Glenwood Barbee:    00:13:38    Yeah, so there's a couple ways, uh, we think about this. So, we both will offer out of the box data connectors or instruments specifically, that can be either an API based connection directly to an instrument software or it can be file based. Um, one of the powerful things about Connect is that if you have an instrument file on a lab PC in the lab, we are able with Connect to transmit that file, pull that file off the PC and push and pull that between Benchling, right? And specifically, uh, one of the cool things too is it's, we have both out of the box data connectors, which do that and standardize the data, um, automatically against, uh, the allotrope simple model. But you all, we also have built-in data tools. So you could actually pull a file from another instrument that maybe doesn't have an out of the box data connector and transform that file eventually into the format that you want and configure it in a way where you don't have to go through all of those manual transformations, all of the exporting and all of the like, transfer of data from, from different machines.   

Glenwood Barbee:    00:14:40    And we also can work too, based on we're data strategy agnostic. So, if there are other tools in a customer's ecosystem, uh, we'll come in and be consultative and, and provide a solution of like, some customers are more developer forward and they want to use more API scripting, there's a pathway for that. There's some customers, again, who want a more out of the box solution and we can, we can direct them. Part of the power of Connect is its flexibility.  

Hannah Rosen:    00:15:07    So would it be accurate to describe Connect as sort of like a translator where it's taking all these different languages, so to speak, and being able to kind of translate them all into one language so that everything can talk to each other?   

Glenwood Barbee:    00:15:19    Yeah, that's a, that's an apt analogy. So, we can either do that out of the box we've chosen and, and, uh, put a stake in the ground around supporting allotrope, but can also translate it into the language and the format that fits that customer's use case or needs, uh, using metadata tools, um, provided by Connect.   

Hannah Rosen:    00:15:37    Oh, that's great. Yeah. Flexibility indeed. I like that. That sounds very, very handy. Very useful. What inspired you guys to develop the Benchling Connect?   

Glenwood Barbee:    00:15:46    Really these instrument connectivity and data management challenges, having developed Benchling and matured the product, the team kept coming across these things. So that's part of the inspiration. And, you know, everybody has, I shared a couple examples, but there's, there's many more. Given the maturity of where Benchling was as a platform, we felt we could offer the customer then the market a more holistic and innovative product focused around native instrument connectivity, right, built in scientific context and metadata. One of the overall values of Connect or the value it provides is the ability to connect to that scientific metadata, right? So, you can keep that lineage that there is that, uh, throughline from the bench science work also that this open source industry standard and allotropy and these data converters are really important. So there's, that doesn't require vendor lockin, it prevents vendor lock in and provides future proofing.   

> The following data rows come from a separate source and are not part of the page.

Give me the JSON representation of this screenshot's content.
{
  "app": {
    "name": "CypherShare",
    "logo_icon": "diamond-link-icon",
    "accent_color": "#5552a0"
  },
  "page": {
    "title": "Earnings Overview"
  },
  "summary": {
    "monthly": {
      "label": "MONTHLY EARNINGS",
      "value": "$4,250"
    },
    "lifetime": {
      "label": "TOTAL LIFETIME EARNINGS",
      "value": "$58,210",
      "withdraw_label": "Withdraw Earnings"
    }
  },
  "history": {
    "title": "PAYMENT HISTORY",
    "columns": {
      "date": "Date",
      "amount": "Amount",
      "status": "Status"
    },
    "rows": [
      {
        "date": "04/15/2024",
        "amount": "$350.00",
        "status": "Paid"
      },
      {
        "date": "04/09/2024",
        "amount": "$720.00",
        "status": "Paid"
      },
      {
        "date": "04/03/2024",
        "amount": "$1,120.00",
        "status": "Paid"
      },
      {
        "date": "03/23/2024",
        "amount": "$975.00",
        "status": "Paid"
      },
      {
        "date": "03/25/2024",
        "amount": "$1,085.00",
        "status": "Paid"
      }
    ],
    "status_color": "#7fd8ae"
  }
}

Glenwood Barbee:    00:16:36    So things change, vendors may change, right? Like the, the lab setup may change or not locked into a specific platform or, or middleware. And then the flexibility, I, I mentioned this in a little bit in the other answer is to support all types of data strategies. So, we're data agnostic, right? We provide, we can provide a data warehouse to customers. We know that some, uh, customers come with their data lakes. Some are more sophisticated, some are further along in their, in their data journey than others. So, um, we really wanted to provide that flexibility to support data, different data ecosystems and, and, uh, use cases for customers.   

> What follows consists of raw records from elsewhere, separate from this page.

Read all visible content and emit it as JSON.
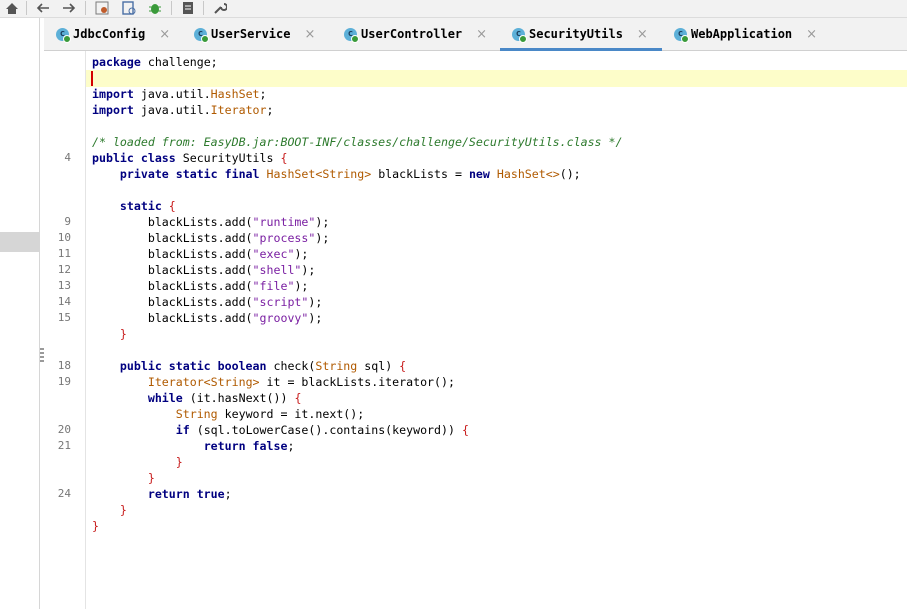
{
  "toolbar": {
    "items": [
      "home-icon",
      "back-arrow-icon",
      "forward-arrow-icon",
      "settings-icon",
      "bookmark-icon",
      "bug-icon",
      "file-icon",
      "wrench-icon"
    ]
  },
  "tabs": [
    {
      "label": "JdbcConfig",
      "icon": "class-icon",
      "active": false
    },
    {
      "label": "UserService",
      "icon": "class-icon",
      "active": false
    },
    {
      "label": "UserController",
      "icon": "class-icon",
      "active": false
    },
    {
      "label": "SecurityUtils",
      "icon": "class-icon",
      "active": true
    },
    {
      "label": "WebApplication",
      "icon": "class-icon",
      "active": false
    }
  ],
  "close_glyph": "×",
  "class_icon_letter": "c",
  "gutter_numbers": [
    {
      "row": 6,
      "num": "4"
    },
    {
      "row": 10,
      "num": "9"
    },
    {
      "row": 11,
      "num": "10"
    },
    {
      "row": 12,
      "num": "11"
    },
    {
      "row": 13,
      "num": "12"
    },
    {
      "row": 14,
      "num": "13"
    },
    {
      "row": 15,
      "num": "14"
    },
    {
      "row": 16,
      "num": "15"
    },
    {
      "row": 19,
      "num": "18"
    },
    {
      "row": 20,
      "num": "19"
    },
    {
      "row": 23,
      "num": "20"
    },
    {
      "row": 24,
      "num": "21"
    },
    {
      "row": 27,
      "num": "24"
    }
  ],
  "code_lines": [
    [
      {
        "t": "kw",
        "s": "package"
      },
      {
        "t": "",
        "s": " challenge;"
      }
    ],
    [],
    [
      {
        "t": "kw",
        "s": "import"
      },
      {
        "t": "",
        "s": " java.util."
      },
      {
        "t": "ty",
        "s": "HashSet"
      },
      {
        "t": "",
        "s": ";"
      }
    ],
    [
      {
        "t": "kw",
        "s": "import"
      },
      {
        "t": "",
        "s": " java.util."
      },
      {
        "t": "ty",
        "s": "Iterator"
      },
      {
        "t": "",
        "s": ";"
      }
    ],
    [],
    [
      {
        "t": "cm",
        "s": "/* loaded from: EasyDB.jar:BOOT-INF/classes/challenge/SecurityUtils.class */"
      }
    ],
    [
      {
        "t": "kw",
        "s": "public class"
      },
      {
        "t": "",
        "s": " SecurityUtils "
      },
      {
        "t": "br",
        "s": "{"
      }
    ],
    [
      {
        "t": "",
        "s": "    "
      },
      {
        "t": "kw",
        "s": "private static final"
      },
      {
        "t": "",
        "s": " "
      },
      {
        "t": "ty",
        "s": "HashSet<String>"
      },
      {
        "t": "",
        "s": " blackLists = "
      },
      {
        "t": "kw",
        "s": "new"
      },
      {
        "t": "",
        "s": " "
      },
      {
        "t": "ty",
        "s": "HashSet<>"
      },
      {
        "t": "",
        "s": "();"
      }
    ],
    [],
    [
      {
        "t": "",
        "s": "    "
      },
      {
        "t": "kw",
        "s": "static"
      },
      {
        "t": "",
        "s": " "
      },
      {
        "t": "br",
        "s": "{"
      }
    ],
    [
      {
        "t": "",
        "s": "        blackLists.add("
      },
      {
        "t": "st",
        "s": "\"runtime\""
      },
      {
        "t": "",
        "s": ");"
      }
    ],
    [
      {
        "t": "",
        "s": "        blackLists.add("
      },
      {
        "t": "st",
        "s": "\"process\""
      },
      {
        "t": "",
        "s": ");"
      }
    ],
    [
      {
        "t": "",
        "s": "        blackLists.add("
      },
      {
        "t": "st",
        "s": "\"exec\""
      },
      {
        "t": "",
        "s": ");"
      }
    ],
    [
      {
        "t": "",
        "s": "        blackLists.add("
      },
      {
        "t": "st",
        "s": "\"shell\""
      },
      {
        "t": "",
        "s": ");"
      }
    ],
    [
      {
        "t": "",
        "s": "        blackLists.add("
      },
      {
        "t": "st",
        "s": "\"file\""
      },
      {
        "t": "",
        "s": ");"
      }
    ],
    [
      {
        "t": "",
        "s": "        blackLists.add("
      },
      {
        "t": "st",
        "s": "\"script\""
      },
      {
        "t": "",
        "s": ");"
      }
    ],
    [
      {
        "t": "",
        "s": "        blackLists.add("
      },
      {
        "t": "st",
        "s": "\"groovy\""
      },
      {
        "t": "",
        "s": ");"
      }
    ],
    [
      {
        "t": "",
        "s": "    "
      },
      {
        "t": "br",
        "s": "}"
      }
    ],
    [],
    [
      {
        "t": "",
        "s": "    "
      },
      {
        "t": "kw",
        "s": "public static boolean"
      },
      {
        "t": "",
        "s": " check("
      },
      {
        "t": "ty",
        "s": "String"
      },
      {
        "t": "",
        "s": " sql) "
      },
      {
        "t": "br",
        "s": "{"
      }
    ],
    [
      {
        "t": "",
        "s": "        "
      },
      {
        "t": "ty",
        "s": "Iterator<String>"
      },
      {
        "t": "",
        "s": " it = blackLists.iterator();"
      }
    ],
    [
      {
        "t": "",
        "s": "        "
      },
      {
        "t": "kw",
        "s": "while"
      },
      {
        "t": "",
        "s": " (it.hasNext()) "
      },
      {
        "t": "br",
        "s": "{"
      }
    ],
    [
      {
        "t": "",
        "s": "            "
      },
      {
        "t": "ty",
        "s": "String"
      },
      {
        "t": "",
        "s": " keyword = it.next();"
      }
    ],
    [
      {
        "t": "",
        "s": "            "
      },
      {
        "t": "kw",
        "s": "if"
      },
      {
        "t": "",
        "s": " (sql.toLowerCase().contains(keyword)) "
      },
      {
        "t": "br",
        "s": "{"
      }
    ],
    [
      {
        "t": "",
        "s": "                "
      },
      {
        "t": "kw",
        "s": "return false"
      },
      {
        "t": "",
        "s": ";"
      }
    ],
    [
      {
        "t": "",
        "s": "            "
      },
      {
        "t": "br",
        "s": "}"
      }
    ],
    [
      {
        "t": "",
        "s": "        "
      },
      {
        "t": "br",
        "s": "}"
      }
    ],
    [
      {
        "t": "",
        "s": "        "
      },
      {
        "t": "kw",
        "s": "return true"
      },
      {
        "t": "",
        "s": ";"
      }
    ],
    [
      {
        "t": "",
        "s": "    "
      },
      {
        "t": "br",
        "s": "}"
      }
    ],
    [
      {
        "t": "br",
        "s": "}"
      }
    ]
  ],
  "colors": {
    "keyword": "#000080",
    "type": "#b05a00",
    "string": "#7a1fa2",
    "comment": "#2d7a2d",
    "brace": "#c81e1e",
    "active_tab_underline": "#4a88c7",
    "current_line_highlight": "#fdfdc9"
  }
}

Hannah Rosen:    00:17:11    Are there any particular vendors that you work with directly in order to get these connections going? Or are you guys pretty like you, you can work kind of independently to get this working?   

Glenwood Barbee:    00:17:22    Yeah, that's a great, a great question. I, I would answer by saying part of the value too is the, the team that we bring to this. So, we set this up and in a way that we can work with our customer success and professional services teams to help diagnose and, and figure out the best solution for customers, both from an out of the box perspective. So, um, we're vendor agnostic, um, from that perspective. But, um, working, uh, with partners for example, you know, we just launched a partnership with Clustermarket, which is equipment and laboratory scheduling software. So, we're, we also look for partnerships within the ecosystem that are adjacent or support connect.   

Hannah Rosen:    00:17:59    What are some of the challenges that you guys faced while developing Connect?   

Glenwood Barbee:    00:18:02    Yeah, it is a, it is a challenging nuance space and problem. And I think a lot of the challenges are similar to kind of any company who's, who's built or is building a data intensive products. So, a couple things come to mind. SSo,lots of complicated and nuanced data modeling and engineering is involved both like modeling, uh, sciences complicated. I don't, I think that's a pretty, um, obvious point that everybody who listens is aware of. And so, bringing that into the product, there's a lot involved there. I would say second, identifying the appropriate use cases to build requires a significant amount of thought given, uh, in many cases, every customer's situation is, is different. There are different challenges. There's such fragmentation in the instrument space and what types of data are being used for what types of science. And there's, you know, it's so specific and unique to both companies in different areas.   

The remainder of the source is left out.